L'imagination nous détourne-t-elle de l'action ?
Extrait du document
«
[Celui qui se complaît dans l'imagination s'abstient d'agir.
L'imaginatif se satisfait de la rêverie.
Il évite
autant que possible d'agir et de se confronter à une réalité qui pourrait le remettre en question.
L'imagination détourne de la réalité.]
Imaginer n'est pas agir concrètement
Agir, c'est exercer une action physique et volontaire sur la réalité, c'est se tourner vers l'extérieur, c'est, dans
une certaine mesure, transformer le monde.
Or, celui qui imagine n'exerce aucune activité physique, mais
seulement une activité mentale.
En outre, il n'est pas tourné vers la réalité extérieure pour la transformer,
mais vers une «réalité» intérieure n'ayant aucun rapport avec le monde concret.
C'est ainsi que Marx
dénonçant les vaines imaginations métaphysiques des philosophes idéalistes dira: "Les philosophes n'ont fait
qu'interpréter diversement le monde, ce qui importe, c'est de le transformer".
En 1845, Marx écrit les « Thèses sur Feuerbach ».
La onzième précise
que « Les philosophes n'ont fait qu'interpréter diversement le monde, ce
qui importe, c'est de le transformer ».
Contrairement à ce que prétend
une interprétation courante, il ne s'agit pas pour Marx de répudier la
philosophie et le travail de réflexion, mais de le redéfinir, et de lui
donner une nouvelle place, une nouvelle tâche.
Marx ne récuse pas la
pensée, mais sa transformation en idéologie, son éloignement de la
pratique.
La onzième thèse clôt la série de note rédigées par Marx en 1845 qui
constitueront le point de départ de la rédaction, avec la collaboration
d'Engels, de l' « Idéologie allemande » (1846).
Ces thèses, qui ne sont
pas initialement destinées à la publication, paraîtront après la mort de
Marx à l'initiative de Engels, qui les présente comme un document d'une
valeur inappréciable puisque s'y trouve « déposé le germe génial de la
nouvelle conception du mode ».
Etape décisive dans la maturation de la pensée de Marx, cet ensemble
d'aphorismes, en dépit de son apparente limpidité, ne peut être compris
indépendamment de ce qui précède et de ce qui suit le moment de sa
rédaction.
Nul texte, en ce sens, ne se prête davantage au
commentaire, alors même, paradoxalement, que cette onzième thèse
semble dénier toute légitimité à l'activité d'interpréter.
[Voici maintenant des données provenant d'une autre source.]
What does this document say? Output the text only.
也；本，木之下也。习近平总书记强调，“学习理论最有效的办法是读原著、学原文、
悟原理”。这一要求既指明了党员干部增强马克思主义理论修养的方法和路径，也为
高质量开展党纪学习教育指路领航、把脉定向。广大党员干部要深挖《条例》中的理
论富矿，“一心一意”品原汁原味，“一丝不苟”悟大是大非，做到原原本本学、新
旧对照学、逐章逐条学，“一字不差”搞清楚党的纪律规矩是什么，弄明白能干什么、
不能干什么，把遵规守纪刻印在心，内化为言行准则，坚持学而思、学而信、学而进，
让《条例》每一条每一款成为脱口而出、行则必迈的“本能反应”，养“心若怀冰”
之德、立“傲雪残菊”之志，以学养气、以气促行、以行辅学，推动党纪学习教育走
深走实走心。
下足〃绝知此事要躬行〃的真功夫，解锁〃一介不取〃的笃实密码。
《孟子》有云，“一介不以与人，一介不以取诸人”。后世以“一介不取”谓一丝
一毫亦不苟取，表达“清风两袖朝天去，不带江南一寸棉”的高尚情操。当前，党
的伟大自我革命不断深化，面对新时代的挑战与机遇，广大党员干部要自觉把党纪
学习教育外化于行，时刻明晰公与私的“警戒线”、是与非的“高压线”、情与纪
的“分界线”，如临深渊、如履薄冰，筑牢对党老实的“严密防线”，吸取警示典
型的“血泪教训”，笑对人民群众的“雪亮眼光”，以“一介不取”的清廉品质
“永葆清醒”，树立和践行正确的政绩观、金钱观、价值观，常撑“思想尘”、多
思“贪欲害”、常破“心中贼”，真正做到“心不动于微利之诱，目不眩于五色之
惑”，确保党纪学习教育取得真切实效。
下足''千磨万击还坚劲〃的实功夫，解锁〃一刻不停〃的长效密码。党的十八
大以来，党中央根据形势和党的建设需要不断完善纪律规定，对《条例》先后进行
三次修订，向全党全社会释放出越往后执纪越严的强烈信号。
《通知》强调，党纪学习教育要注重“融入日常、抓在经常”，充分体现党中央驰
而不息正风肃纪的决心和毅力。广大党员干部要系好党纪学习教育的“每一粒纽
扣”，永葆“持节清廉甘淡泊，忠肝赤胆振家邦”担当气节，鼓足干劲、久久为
Formé à l'école de la philosophie allemande, lecteur de Hegel avant de
devenir émule de Feuerbach (qui est un « matérialiste » au sens des Lumières), Marx construit sa propre
compréhension du monde en « réglant ses comptes avec sa conception philosophique antérieure ».
Le terme de « philosophie » désigne ici la représentation théorique dominante à son époque, qui fait de la
transformation des idées la condition nécessaire et suffisante de la transformation du monde.
(Ce qui
constitue une vision « idéaliste » de l'histoire et des rapports de la théorie à la pratique.)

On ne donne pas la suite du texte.